What is embryo transfer?

Embryo transfer is simple procedure and the crucial last step in IVF or ICSI process. It involves transferring fertilized embryos into a woman’s uterus for implantation. The embryos are drawn into a fine catheter which is inserted through the cervix, into the uterus. The embryos are then gently released into it. The ultimate goal of a successful embryo transfer is to deliver the embryos precisely to the uterine fundus (the uppermost rounded portion of the uterus) in a location where implantation is maximized.

The procedure is short, usually pain free and rarely requires any sedatives. Some patients report mild cramping and may wish to rest for an hour after the transfer although usually this is not necessary. Progesterone is often the main medication that a woman will continue to take after the embryo transfer as it helps to increase the chances of pregnancy and is also vital to sustaining a pregnancy. This medication is discontinued after 12 weeks of pregnancy.

Prior to the procedure, the number of embryos to be transferred is discussed. It will not exceed the legal maximum of 2 embryos per transfer for women under 40 years of age and 3 embryos per transfer for women over 40 years of age.

Blastocyst culture and transfer

Most of the time, we will recommend to extend the development of the embryo until day five. This is known as the blastocyst stage when the embryo has developed to the point of having 2 different cell components and a fluid cavity. The blastocysts are transferred to the uterus in the same way as for day 3 embryos. A healthy blastocyst will implant within one to four days following a day 5 transfer.

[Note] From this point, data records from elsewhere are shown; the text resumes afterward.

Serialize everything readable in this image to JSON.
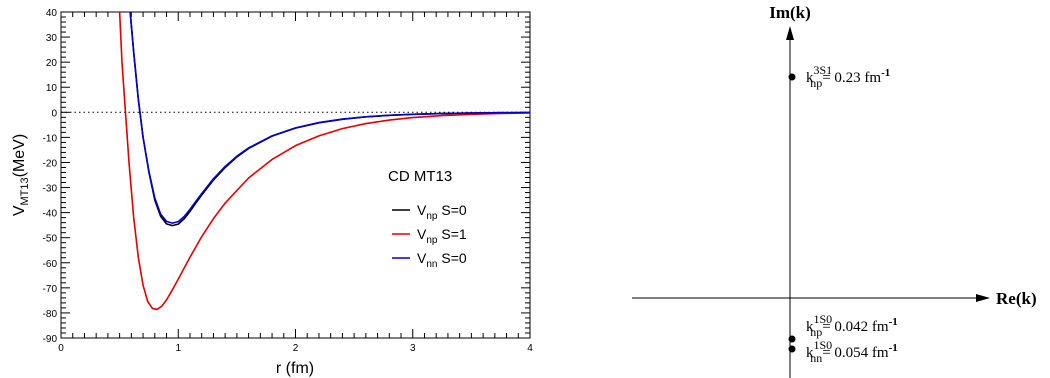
{
  "chart_data": [
    {
      "type": "line",
      "title": "",
      "annotation": "CD MT13",
      "xlabel": "r (fm)",
      "ylabel_main": "V",
      "ylabel_sub": "MT13",
      "ylabel_unit": "(MeV)",
      "xlim": [
        0,
        4
      ],
      "ylim": [
        -90,
        40
      ],
      "x_ticks": [
        "0",
        "1",
        "2",
        "3",
        "4"
      ],
      "y_ticks": [
        "40",
        "30",
        "20",
        "10",
        "0",
        "-10",
        "-20",
        "-30",
        "-40",
        "-50",
        "-60",
        "-70",
        "-80",
        "-90"
      ],
      "reference_line": {
        "y": 0,
        "style": "dotted"
      },
      "legend_placement": "right",
      "series": [
        {
          "name": "V_np S=0",
          "legend_main": "V",
          "legend_sub": "np",
          "legend_tail": " S=0",
          "color": "#000000",
          "x": [
            0.59,
            0.62,
            0.66,
            0.7,
            0.75,
            0.8,
            0.85,
            0.9,
            0.95,
            1.0,
            1.05,
            1.1,
            1.15,
            1.2,
            1.3,
            1.4,
            1.5,
            1.6,
            1.8,
            2.0,
            2.2,
            2.4,
            2.6,
            2.8,
            3.0,
            3.25,
            3.5,
            3.75,
            4.0
          ],
          "y": [
            40,
            24,
            5,
            -10,
            -24,
            -35,
            -41.5,
            -44.5,
            -45.2,
            -44.6,
            -42.5,
            -39.5,
            -36.2,
            -33,
            -27,
            -22,
            -17.8,
            -14.4,
            -9.5,
            -6.3,
            -4.2,
            -2.8,
            -1.8,
            -1.2,
            -0.8,
            -0.5,
            -0.3,
            -0.15,
            -0.08
          ]
        },
        {
          "name": "V_np S=1",
          "legend_main": "V",
          "legend_sub": "np",
          "legend_tail": " S=1",
          "color": "#e00000",
          "x": [
            0.5,
            0.52,
            0.55,
            0.58,
            0.62,
            0.66,
            0.7,
            0.74,
            0.78,
            0.82,
            0.86,
            0.9,
            0.95,
            1.0,
            1.1,
            1.2,
            1.3,
            1.4,
            1.6,
            1.8,
            2.0,
            2.2,
            2.4,
            2.6,
            2.8,
            3.0,
            3.25,
            3.5,
            3.75,
            4.0
          ],
          "y": [
            40,
            20,
            0,
            -20,
            -42,
            -58,
            -69,
            -75.5,
            -78.2,
            -78.6,
            -77.3,
            -74.8,
            -70.8,
            -66.5,
            -57.8,
            -49.6,
            -42.4,
            -36.2,
            -26.2,
            -18.8,
            -13.3,
            -9.4,
            -6.5,
            -4.5,
            -3.1,
            -2.1,
            -1.3,
            -0.8,
            -0.45,
            -0.25
          ]
        },
        {
          "name": "V_nn S=0",
          "legend_main": "V",
          "legend_sub": "nn",
          "legend_tail": " S=0",
          "color": "#0000cc",
          "x": [
            0.59,
            0.62,
            0.66,
            0.7,
            0.75,
            0.8,
            0.85,
            0.9,
            0.95,
            1.0,
            1.05,
            1.1,
            1.15,
            1.2,
            1.3,
            1.4,
            1.5,
            1.6,
            1.8,
            2.0,
            2.2,
            2.4,
            2.6,
            2.8,
            3.0,
            3.25,
            3.5,
            3.75,
            4.0
          ],
          "y": [
            40,
            24,
            5,
            -10,
            -23.5,
            -34.2,
            -40.6,
            -43.5,
            -44.2,
            -43.6,
            -41.6,
            -38.7,
            -35.5,
            -32.4,
            -26.5,
            -21.6,
            -17.5,
            -14.2,
            -9.4,
            -6.2,
            -4.1,
            -2.7,
            -1.8,
            -1.2,
            -0.8,
            -0.5,
            -0.3,
            -0.15,
            -0.08
          ]
        }
      ]
    },
    {
      "type": "scatter",
      "title": "",
      "xlabel": "Re(k)",
      "ylabel": "Im(k)",
      "points": [
        {
          "name": "k_np^3S1",
          "value": 0.23,
          "label_base": "k",
          "label_sub": "np",
          "label_sup": "3S1",
          "label_text": "= 0.23 fm",
          "label_exp": "-1"
        },
        {
          "name": "k_np^1S0",
          "value": 0.042,
          "label_base": "k",
          "label_sub": "np",
          "label_sup": "1S0",
          "label_text": "= 0.042 fm",
          "label_exp": "-1"
        },
        {
          "name": "k_nn^1S0",
          "value": 0.054,
          "label_base": "k",
          "label_sub": "nn",
          "label_sup": "1S0",
          "label_text": "= 0.054 fm",
          "label_exp": "-1"
        }
      ]
    }
  ]
}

Blastocyst transfer is now fairly common in IVF treatment as it increases the chances of pregnancy per transfer, while decreasing the possibility of multiple births. At Life Clinic, we use the popular blastocyst scoring classification originally developed by Dr. David Gardner in the late 1990’s. Gardner’s classification assigns 3 separate quality scores to each blastocyst embryo and aids selection of the highest quality embryos which would have the highest chances of success. We have the ability to maintain the cultured embryos at top conditions until the day of blastocyst transfer, by using the advanced laboratory equipment and practices as well as using the most advanced culture media in the world.

Embryo Transfer

After the embryo transfer

The procedure that a woman should follow after the embryo transfer is in most cases very simple. So, in cases where the cause of infertility is known and treated, after the embryo transfer we recommend a life as normal as before. There is no scientific evidence that bed rest or abstinence from work and normal daily activities increase the chances of success. However, we take care to adapt this daily routine to the special needs of each woman, with the ultimate goal of being as calm as possible during this period.